When using the AprilTag pipeline, you should try to use as high of a resolution as you can while still maintaining a reasonable FPS measurement. This is because higher resolution allows you to detect tags with higher accuracy and from larger distances.

Exposure and brightness

Camera exposure and brightness control how bright the captured image will be, although they function differently. Camera exposure changes how long the camera shutter lets in light, which changes the overall brightness of the captured image. This is in contrast to brightness, which is a post-processing effect that boosts the overall brightness of the image at the cost of desaturating colors (making colors look less distinct).

Important

For all pipelines, exposure time should be set as low as possible while still allowing for the target to be reliably tracked. This allows for faster processing as decreasing exposure will increase your camera FPS.

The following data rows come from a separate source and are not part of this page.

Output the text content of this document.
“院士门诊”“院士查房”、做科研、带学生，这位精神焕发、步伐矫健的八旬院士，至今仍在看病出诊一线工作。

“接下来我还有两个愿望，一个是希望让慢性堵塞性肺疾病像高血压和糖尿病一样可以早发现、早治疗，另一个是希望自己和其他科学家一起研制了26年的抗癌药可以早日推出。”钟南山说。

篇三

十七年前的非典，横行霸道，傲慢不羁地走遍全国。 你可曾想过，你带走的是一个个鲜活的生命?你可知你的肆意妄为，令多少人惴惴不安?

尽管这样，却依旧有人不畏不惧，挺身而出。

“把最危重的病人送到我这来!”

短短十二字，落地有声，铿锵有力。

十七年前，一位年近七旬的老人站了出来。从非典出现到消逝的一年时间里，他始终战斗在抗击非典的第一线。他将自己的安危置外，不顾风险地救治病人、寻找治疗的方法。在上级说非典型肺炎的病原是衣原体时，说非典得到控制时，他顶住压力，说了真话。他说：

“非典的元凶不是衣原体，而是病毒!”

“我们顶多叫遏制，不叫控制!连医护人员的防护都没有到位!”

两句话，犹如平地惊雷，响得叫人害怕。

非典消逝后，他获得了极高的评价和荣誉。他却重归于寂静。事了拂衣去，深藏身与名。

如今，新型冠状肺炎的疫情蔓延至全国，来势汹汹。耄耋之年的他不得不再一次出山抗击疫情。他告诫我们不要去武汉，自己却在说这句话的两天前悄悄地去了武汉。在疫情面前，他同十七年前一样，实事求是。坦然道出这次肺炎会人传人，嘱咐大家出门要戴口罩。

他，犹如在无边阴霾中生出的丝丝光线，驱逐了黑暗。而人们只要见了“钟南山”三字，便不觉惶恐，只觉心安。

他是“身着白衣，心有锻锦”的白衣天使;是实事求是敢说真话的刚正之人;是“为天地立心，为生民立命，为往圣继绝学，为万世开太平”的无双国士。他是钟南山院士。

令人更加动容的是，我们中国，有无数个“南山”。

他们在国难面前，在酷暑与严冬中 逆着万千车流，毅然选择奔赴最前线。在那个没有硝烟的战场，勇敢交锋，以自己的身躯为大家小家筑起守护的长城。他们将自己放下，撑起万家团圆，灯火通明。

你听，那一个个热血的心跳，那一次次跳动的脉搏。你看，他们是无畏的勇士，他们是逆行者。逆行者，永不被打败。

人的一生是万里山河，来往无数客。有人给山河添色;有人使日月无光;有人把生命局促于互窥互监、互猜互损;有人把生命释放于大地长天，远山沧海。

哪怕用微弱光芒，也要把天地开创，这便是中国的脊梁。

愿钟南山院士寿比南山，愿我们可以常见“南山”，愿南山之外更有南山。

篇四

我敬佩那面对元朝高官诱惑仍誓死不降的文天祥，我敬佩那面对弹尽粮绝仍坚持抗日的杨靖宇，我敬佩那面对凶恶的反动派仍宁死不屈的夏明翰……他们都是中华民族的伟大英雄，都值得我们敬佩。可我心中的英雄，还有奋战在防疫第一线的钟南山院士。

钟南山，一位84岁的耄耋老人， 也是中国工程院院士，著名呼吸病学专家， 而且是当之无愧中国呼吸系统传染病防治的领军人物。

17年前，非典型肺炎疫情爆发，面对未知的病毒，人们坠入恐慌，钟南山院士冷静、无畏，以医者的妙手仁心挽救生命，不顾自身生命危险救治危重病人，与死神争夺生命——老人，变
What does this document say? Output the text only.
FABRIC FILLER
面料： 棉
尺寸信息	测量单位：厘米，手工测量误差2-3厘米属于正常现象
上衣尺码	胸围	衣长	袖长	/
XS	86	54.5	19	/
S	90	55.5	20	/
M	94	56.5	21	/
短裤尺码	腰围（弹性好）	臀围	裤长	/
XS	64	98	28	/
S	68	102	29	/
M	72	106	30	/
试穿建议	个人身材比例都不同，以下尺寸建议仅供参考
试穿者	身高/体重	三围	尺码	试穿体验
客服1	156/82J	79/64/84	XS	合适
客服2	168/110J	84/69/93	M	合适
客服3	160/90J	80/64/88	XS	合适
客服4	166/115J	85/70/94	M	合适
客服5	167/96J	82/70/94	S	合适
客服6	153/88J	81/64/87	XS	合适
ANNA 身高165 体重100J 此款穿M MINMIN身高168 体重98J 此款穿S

For reflective pipelines, after adjusting exposure and brightness, the target should be lit green (or the color of the vision tracking LEDs used). The more distinct the color of the target, the more likely it will be tracked reliably.

Note

Unlike with retroreflective tape, AprilTag tracking is not very dependent on lighting consistency. If you have trouble detecting tags due to low light, you may want to try increasing exposure, but this will likely decrease your achievable framerate.

AprilTags and Motion Blur

For AprilTag pipelines, your goal is to reduce the “motion blur” as much as possible. Motion blur is the visual streaking/smearing on the camera stream as a result of movement of the camera or object of focus. You want to mitigate this as much as possible because your robot is constantly moving and you want to be able to read as many tags as you possibly can. The possible solutions to this include:

  1. Cranking your exposure as low as it goes and increasing your gain/brightness. This will decrease the effects of motion blur and increase FPS.

  2. Using a global shutter (as opposed to rolling shutter) camera. This should eliminate most, if not all motion blur.

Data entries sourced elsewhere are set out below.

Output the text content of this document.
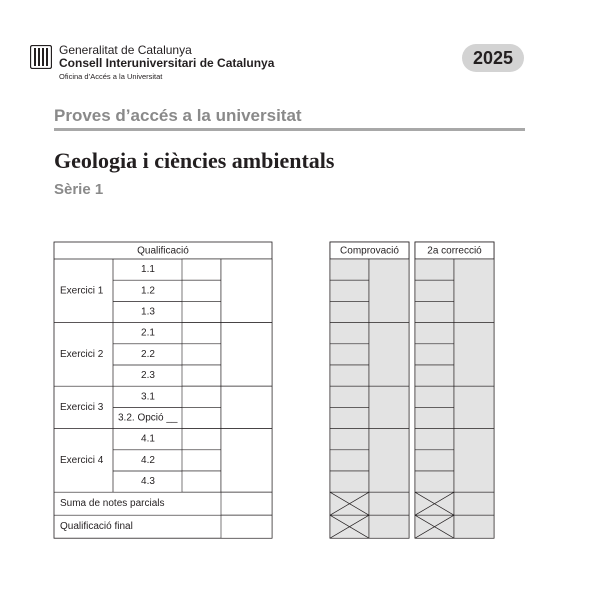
Generalitat de Catalunya
Consell Interuniversitari de Catalunya
Oficina d’Accés a la Universitat
2025
Proves d’accés a la universitat
Geologia i ciències ambientals
Sèrie 1
Qualificació
Exercici 1
1.1
1.2
1.3
Exercici 2
2.1
2.2
2.3
Exercici 3
3.1
3.2. Opció __
Exercici 4
4.1
4.2
4.3
Suma de notes parcials
Qualificació final
Comprovació	2a correcció
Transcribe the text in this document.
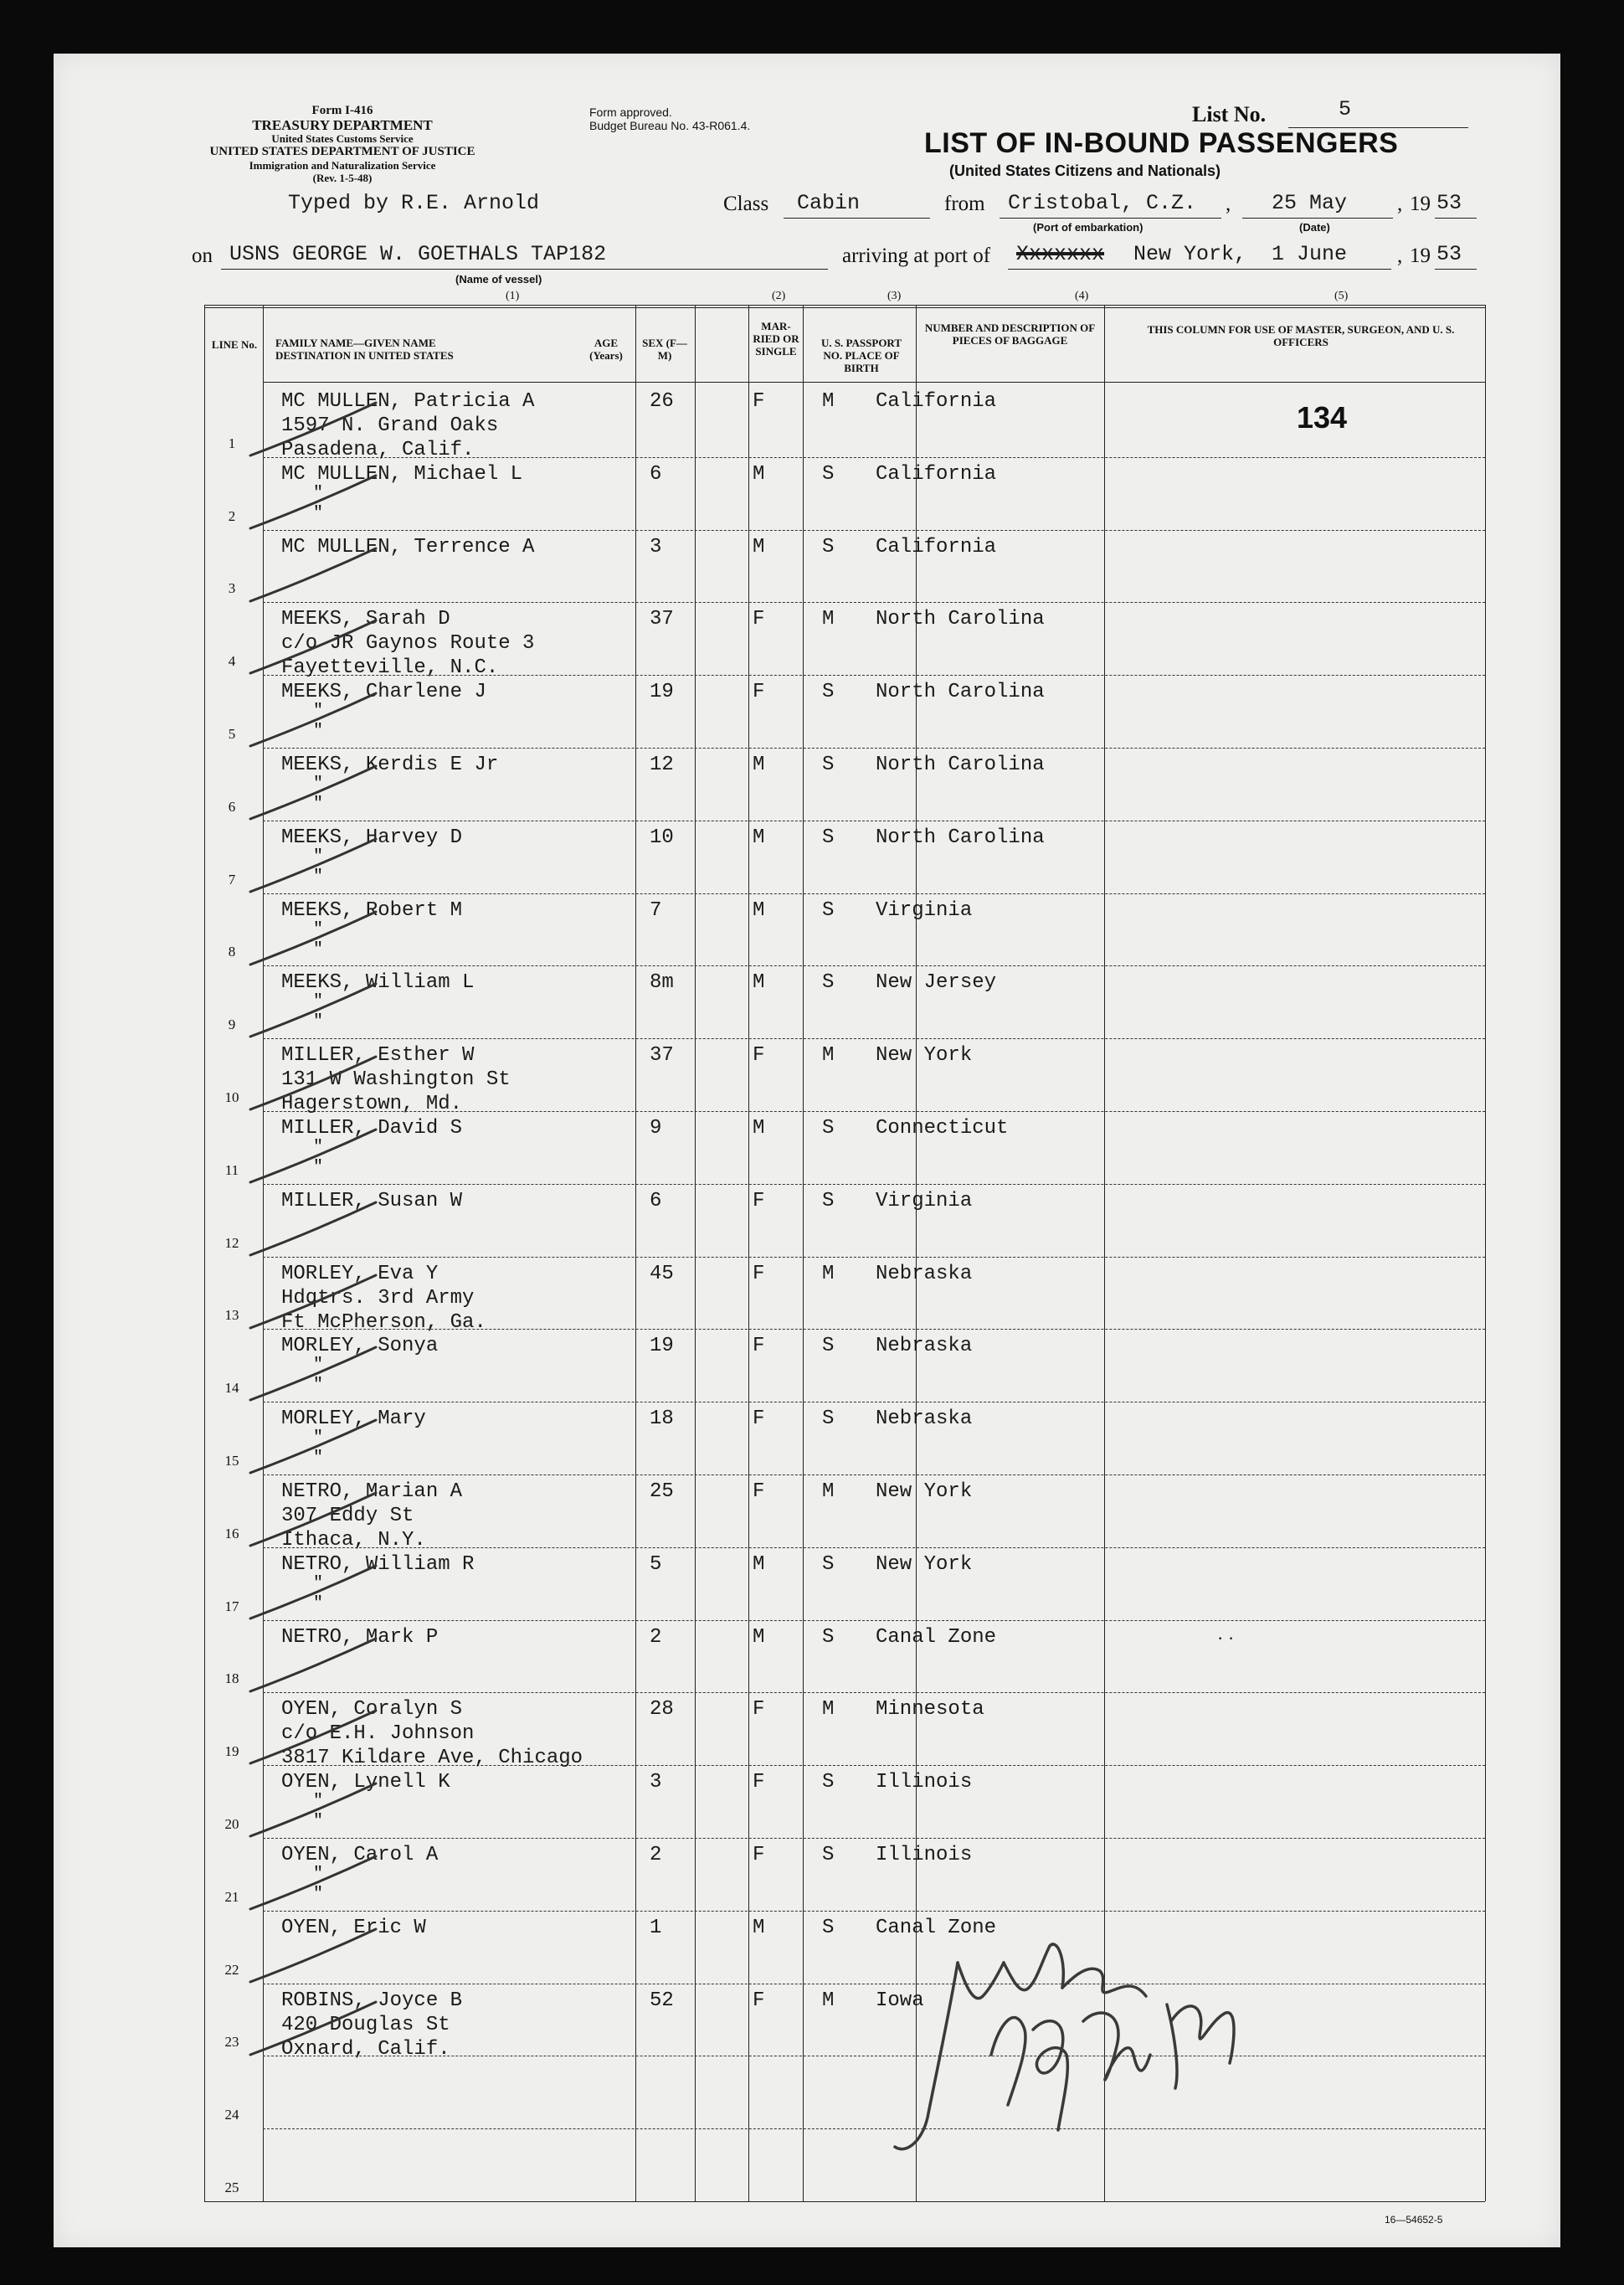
Form I-416
TREASURY DEPARTMENT
United States Customs Service
UNITED STATES DEPARTMENT OF JUSTICE
Immigration and Naturalization Service
(Rev. 1-5-48)
Typed by R.E. Arnold
Form approved.
Budget Bureau No. 43-R061.4.
LIST OF IN-BOUND PASSENGERS
(United States Citizens and Nationals)
List No.	5
Class Cabin	from Cristobal, C.Z.
(Port of embarkation)
, 25 May
(Date)
, 19 53
on USNS GEORGE W. GOETHALS TAP182
(Name of vessel)
arriving at port of Xxxxxxx New York, 1 June , 19 53
(1)	(2)	(3)	(4)	(5)
LINE No. FAMILY NAME—GIVEN NAME DESTINATION IN UNITED STATES
AGE (Years)
SEX (F—M)
MAR-RIED OR SINGLE
U. S. PASSPORT NO. PLACE OF BIRTH
NUMBER AND DESCRIPTION OF PIECES OF BAGGAGE
THIS COLUMN FOR USE OF MASTER, SURGEON, AND U. S. OFFICERS
1
MC MULLEN, Patricia A
1597 N. Grand Oaks
Pasadena, Calif.
26	F	M California
2
MC MULLEN, Michael L
"
"
6	M	S California
3
MC MULLEN, Terrence A	3	M	S California
4
MEEKS, Sarah D
c/o JR Gaynos Route 3
Fayetteville, N.C.
37	F	M North Carolina
5
MEEKS, Charlene J
"
"
19	F	S North Carolina
6
MEEKS, Kerdis E Jr
"
"
12	M	S North Carolina
7
MEEKS, Harvey D
"
"
10	M	S North Carolina
8
MEEKS, Robert M
"
"
7	M	S Virginia
9
MEEKS, William L
"
"
8m	M	S New Jersey
10
MILLER, Esther W
131 W Washington St
Hagerstown, Md.
37	F	M New York
11
MILLER, David S
"
"
9	M	S Connecticut
12
MILLER, Susan W	6	F	S Virginia
13
MORLEY, Eva Y
Hdqtrs. 3rd Army
Ft McPherson, Ga.
45	F	M Nebraska
14
MORLEY, Sonya
"
"
19	F	S Nebraska
15
MORLEY, Mary
"
"
18	F	S Nebraska
16
NETRO, Marian A
307 Eddy St
Ithaca, N.Y.
25	F	M New York
17
NETRO, William R
"
"
5	M	S New York
18
NETRO, Mark P	2	M	S Canal Zone
19
OYEN, Coralyn S
c/o E.H. Johnson
3817 Kildare Ave, Chicago
28	F	M Minnesota
20
OYEN, Lynell K
"
"
3	F	S Illinois
21
OYEN, Carol A
"
"
2	F	S Illinois
22
OYEN, Eric W	1	M	S Canal Zone
23
ROBINS, Joyce B
420 Douglas St
Oxnard, Calif.
52	F	M Iowa
24
25
134
· ·
16—54652-5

  3. Only rely on tags when not moving.

../../_images/motionblur1.gif

Orientation

Orientation can be used to rotate the image prior to vision processing. This can be useful for cases where the camera is not oriented parallel to the ground. Do note that this operation can in some cases significantly reduce FPS.

Stream Resolution

This changes the resolution which is used to stream frames from PhotonVision. This does not change the resolution used to perform vision processing. This is useful to reduce bandwidth consumption on the field. In some high-resolution cases, decreasing stream resolution can increase processing FPS.